A group representing francophone and Acadian communities on P.E.I. is encouraging Islanders to write to their MPs about modernizing the federal Official Languages Act.

Société acadienne et francophone de l'Île-du-Prince-Édouard (SAF'Île) says the 50-year-old act is out of date and that's creating inequalities in the way Islanders receive French-language services.

"If we say that we are a bilingual country, then the federal government really needs to put the means and resources to live up to it," said Isabelle Dasylva-Gill, executive director of SAF'Île (formerly the Société Saint-Thomas d'Aquin).

Lack of bilingual workforce

Dasylva-Gill said one of the big issues is a lack of a bilingual workforce to provide services in areas such as child care, education, and health care.

And that affects francophones trying to access services in their first language.

Submitted by Isabelle Dasylva-Gill
Submitted by Isabelle Dasylva-Gill

"If you want to register your child for French-language daycare [on P.E.I.], well most of the time there is a huge waiting list," said Dasylva-Gill.

"Because there are not the resources available to be able to have a spot."

When that happens, said Dasylva-Gill, parents must put their kids into English-language daycare, which can lead to assimilation.

Dasylva-Gill emphasized that the act also affects anglophones on P.E.I., in particular parents who want their children to have equal access to learn French through an immersion program.

"If you don't have the resources to provide those programs, that's where the act is not living up to the demand," Dasylva-Gill said.

Group says act not accountable enough

She said that if Islanders feel they are not getting equal treatment under the act, it's hard to know where to speak up about it.

"The mechanisms that are in place are not reliable enough to make sure that the act actually is respected by the federal institutions."

The act also includes targets for bilingual immigrants who can work in the health care and education sectors.

As a society, we have a responsibility to make our voices heard — Isabelle Dasylva-Gill, SAF'Île

"Year after year, there is less than two per cent of immigrants that settle outside of Quebec that are French speaking," said Dasylva-Gill.

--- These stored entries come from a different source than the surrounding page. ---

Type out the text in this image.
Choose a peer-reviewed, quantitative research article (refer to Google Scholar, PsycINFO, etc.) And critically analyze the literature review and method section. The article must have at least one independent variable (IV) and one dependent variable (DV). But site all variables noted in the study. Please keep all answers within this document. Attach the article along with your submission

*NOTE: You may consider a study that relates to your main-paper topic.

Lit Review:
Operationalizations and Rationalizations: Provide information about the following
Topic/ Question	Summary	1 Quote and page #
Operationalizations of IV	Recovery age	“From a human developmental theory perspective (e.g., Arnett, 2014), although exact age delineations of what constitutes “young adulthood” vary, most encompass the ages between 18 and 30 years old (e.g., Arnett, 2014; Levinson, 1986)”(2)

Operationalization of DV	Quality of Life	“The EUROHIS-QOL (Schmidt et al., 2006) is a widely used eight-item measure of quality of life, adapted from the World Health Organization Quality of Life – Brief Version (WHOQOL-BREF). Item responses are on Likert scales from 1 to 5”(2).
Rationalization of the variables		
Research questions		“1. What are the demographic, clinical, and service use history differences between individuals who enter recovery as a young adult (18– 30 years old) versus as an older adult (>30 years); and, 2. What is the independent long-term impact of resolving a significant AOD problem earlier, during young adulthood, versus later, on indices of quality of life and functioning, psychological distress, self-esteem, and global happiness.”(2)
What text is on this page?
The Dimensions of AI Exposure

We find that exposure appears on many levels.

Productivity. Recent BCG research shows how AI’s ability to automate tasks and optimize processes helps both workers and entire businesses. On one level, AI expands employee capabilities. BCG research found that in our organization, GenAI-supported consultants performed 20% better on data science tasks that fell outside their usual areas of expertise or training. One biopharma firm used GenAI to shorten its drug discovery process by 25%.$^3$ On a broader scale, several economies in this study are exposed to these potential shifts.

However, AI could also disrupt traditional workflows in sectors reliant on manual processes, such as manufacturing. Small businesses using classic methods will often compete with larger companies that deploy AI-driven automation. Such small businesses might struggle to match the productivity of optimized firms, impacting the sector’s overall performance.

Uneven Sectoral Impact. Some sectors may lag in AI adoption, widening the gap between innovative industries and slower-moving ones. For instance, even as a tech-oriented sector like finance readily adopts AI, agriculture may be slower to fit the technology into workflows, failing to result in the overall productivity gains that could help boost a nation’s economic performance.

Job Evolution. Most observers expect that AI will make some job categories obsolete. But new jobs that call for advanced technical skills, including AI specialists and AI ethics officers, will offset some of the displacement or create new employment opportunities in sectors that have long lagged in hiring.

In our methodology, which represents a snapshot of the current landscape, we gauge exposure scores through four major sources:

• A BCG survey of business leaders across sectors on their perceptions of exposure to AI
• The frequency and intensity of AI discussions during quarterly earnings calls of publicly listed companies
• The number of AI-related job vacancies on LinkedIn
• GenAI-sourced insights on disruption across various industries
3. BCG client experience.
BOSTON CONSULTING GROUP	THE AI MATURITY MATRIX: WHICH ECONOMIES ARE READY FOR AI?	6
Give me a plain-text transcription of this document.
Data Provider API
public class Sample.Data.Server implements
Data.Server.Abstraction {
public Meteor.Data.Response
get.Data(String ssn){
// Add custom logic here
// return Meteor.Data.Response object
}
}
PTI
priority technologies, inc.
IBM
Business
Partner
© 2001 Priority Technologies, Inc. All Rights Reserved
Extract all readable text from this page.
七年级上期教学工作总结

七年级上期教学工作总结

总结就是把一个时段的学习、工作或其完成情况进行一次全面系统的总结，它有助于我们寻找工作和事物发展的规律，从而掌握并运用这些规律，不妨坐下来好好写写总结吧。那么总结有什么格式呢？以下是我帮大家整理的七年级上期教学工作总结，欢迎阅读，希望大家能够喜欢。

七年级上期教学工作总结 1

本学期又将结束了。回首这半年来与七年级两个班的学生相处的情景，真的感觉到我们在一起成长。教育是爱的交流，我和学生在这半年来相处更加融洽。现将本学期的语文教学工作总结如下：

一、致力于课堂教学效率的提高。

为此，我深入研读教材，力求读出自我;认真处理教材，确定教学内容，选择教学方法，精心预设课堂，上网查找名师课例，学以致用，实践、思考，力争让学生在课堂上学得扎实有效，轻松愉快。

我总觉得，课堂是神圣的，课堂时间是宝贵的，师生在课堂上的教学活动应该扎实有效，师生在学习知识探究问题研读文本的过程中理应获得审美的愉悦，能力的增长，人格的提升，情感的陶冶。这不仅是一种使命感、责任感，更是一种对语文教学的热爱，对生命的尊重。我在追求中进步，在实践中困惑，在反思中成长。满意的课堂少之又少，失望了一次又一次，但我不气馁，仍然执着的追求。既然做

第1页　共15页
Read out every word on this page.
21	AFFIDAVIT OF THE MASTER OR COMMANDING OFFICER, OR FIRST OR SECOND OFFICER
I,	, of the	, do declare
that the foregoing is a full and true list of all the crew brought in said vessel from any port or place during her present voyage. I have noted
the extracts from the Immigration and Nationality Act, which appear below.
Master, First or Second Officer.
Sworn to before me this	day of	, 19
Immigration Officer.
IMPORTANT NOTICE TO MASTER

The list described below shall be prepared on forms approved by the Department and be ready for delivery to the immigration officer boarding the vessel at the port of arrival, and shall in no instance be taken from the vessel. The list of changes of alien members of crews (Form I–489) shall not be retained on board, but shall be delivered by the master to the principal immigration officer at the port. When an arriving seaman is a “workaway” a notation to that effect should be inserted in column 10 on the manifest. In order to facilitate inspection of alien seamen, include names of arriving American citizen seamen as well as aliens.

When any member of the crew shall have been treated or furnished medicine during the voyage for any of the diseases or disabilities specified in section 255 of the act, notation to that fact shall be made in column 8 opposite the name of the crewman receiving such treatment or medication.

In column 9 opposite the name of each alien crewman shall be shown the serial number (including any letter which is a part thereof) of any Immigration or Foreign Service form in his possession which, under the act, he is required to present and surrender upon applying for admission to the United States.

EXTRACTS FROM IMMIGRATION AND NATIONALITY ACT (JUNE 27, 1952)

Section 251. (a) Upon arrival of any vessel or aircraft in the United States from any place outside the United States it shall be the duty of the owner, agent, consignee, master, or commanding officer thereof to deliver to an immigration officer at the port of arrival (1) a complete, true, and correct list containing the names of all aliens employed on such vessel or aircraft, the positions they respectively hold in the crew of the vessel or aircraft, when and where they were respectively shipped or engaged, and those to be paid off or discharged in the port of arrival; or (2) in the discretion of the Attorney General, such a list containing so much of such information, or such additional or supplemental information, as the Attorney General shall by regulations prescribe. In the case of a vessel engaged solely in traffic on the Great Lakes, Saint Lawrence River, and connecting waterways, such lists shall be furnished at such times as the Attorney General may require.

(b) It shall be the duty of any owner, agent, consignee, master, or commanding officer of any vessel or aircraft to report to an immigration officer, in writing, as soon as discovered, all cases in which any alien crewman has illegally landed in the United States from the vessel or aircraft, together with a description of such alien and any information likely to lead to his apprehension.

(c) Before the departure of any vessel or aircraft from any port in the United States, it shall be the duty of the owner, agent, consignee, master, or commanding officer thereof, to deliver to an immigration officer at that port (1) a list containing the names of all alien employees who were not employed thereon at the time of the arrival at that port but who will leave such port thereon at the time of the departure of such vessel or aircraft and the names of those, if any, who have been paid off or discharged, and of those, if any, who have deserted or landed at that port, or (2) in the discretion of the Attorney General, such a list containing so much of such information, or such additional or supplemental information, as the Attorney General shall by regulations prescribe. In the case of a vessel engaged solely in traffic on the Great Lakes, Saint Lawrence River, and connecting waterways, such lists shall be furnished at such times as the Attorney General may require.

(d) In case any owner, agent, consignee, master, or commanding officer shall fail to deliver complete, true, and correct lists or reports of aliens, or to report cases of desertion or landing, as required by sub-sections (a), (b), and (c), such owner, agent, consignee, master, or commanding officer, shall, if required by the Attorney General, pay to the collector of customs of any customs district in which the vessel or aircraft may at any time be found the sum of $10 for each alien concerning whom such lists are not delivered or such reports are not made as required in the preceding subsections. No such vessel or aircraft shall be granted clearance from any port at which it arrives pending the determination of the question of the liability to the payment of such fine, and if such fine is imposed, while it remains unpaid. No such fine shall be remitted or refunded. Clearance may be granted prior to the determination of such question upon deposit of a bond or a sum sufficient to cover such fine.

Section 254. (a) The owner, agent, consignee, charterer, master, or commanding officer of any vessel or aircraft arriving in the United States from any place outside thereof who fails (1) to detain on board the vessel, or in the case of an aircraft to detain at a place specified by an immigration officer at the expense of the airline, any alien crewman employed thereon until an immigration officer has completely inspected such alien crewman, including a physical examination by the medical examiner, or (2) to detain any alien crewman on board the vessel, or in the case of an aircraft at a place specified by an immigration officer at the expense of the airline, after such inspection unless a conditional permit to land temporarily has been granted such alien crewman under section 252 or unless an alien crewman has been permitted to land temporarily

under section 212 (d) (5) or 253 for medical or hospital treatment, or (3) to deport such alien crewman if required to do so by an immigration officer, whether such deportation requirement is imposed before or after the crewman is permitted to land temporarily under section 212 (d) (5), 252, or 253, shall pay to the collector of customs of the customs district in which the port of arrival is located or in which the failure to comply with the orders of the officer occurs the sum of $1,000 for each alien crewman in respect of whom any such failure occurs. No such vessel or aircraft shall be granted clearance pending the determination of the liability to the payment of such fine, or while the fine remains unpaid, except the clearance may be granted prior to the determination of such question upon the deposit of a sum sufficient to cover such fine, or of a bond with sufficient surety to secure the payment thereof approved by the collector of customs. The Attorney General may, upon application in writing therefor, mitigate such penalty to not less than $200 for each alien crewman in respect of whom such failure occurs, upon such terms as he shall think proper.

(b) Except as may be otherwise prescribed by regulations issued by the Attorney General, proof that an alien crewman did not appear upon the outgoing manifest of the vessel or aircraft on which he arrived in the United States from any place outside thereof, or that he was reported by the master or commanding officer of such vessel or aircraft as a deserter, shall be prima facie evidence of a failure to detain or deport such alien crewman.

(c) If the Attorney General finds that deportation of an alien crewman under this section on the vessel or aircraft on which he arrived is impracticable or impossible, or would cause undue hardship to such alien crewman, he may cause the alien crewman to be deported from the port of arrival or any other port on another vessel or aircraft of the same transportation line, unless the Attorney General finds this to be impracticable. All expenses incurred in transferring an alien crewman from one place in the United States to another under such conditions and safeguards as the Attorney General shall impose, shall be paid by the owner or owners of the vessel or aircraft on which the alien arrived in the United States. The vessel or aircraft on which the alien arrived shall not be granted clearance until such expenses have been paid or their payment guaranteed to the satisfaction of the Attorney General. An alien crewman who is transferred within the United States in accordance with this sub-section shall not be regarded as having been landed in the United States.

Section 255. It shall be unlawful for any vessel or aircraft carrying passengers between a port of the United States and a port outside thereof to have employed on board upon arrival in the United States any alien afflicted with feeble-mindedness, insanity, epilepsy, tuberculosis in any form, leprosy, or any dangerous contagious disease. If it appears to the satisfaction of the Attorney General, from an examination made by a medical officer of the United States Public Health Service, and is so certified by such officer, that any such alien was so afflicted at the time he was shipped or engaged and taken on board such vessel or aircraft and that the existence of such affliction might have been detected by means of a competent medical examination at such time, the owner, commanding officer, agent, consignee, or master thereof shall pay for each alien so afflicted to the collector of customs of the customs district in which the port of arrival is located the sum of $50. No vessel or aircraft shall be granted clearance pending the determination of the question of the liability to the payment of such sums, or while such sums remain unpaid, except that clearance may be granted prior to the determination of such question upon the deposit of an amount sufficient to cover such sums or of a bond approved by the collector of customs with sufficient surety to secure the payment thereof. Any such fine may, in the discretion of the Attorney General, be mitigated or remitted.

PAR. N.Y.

She said it's an asset for all businesses to be able to employ more bilingual workers, which helps the economy.

"Really, it's the act of all Canadians when you think about the bigger picture."

SAF'Île wants Islanders to send a letter to their MP about modernizing the Official Languages Act, and it has a template on its website.

"As a society, we have a responsibility to make our voices heard," said Dasylva-Gill.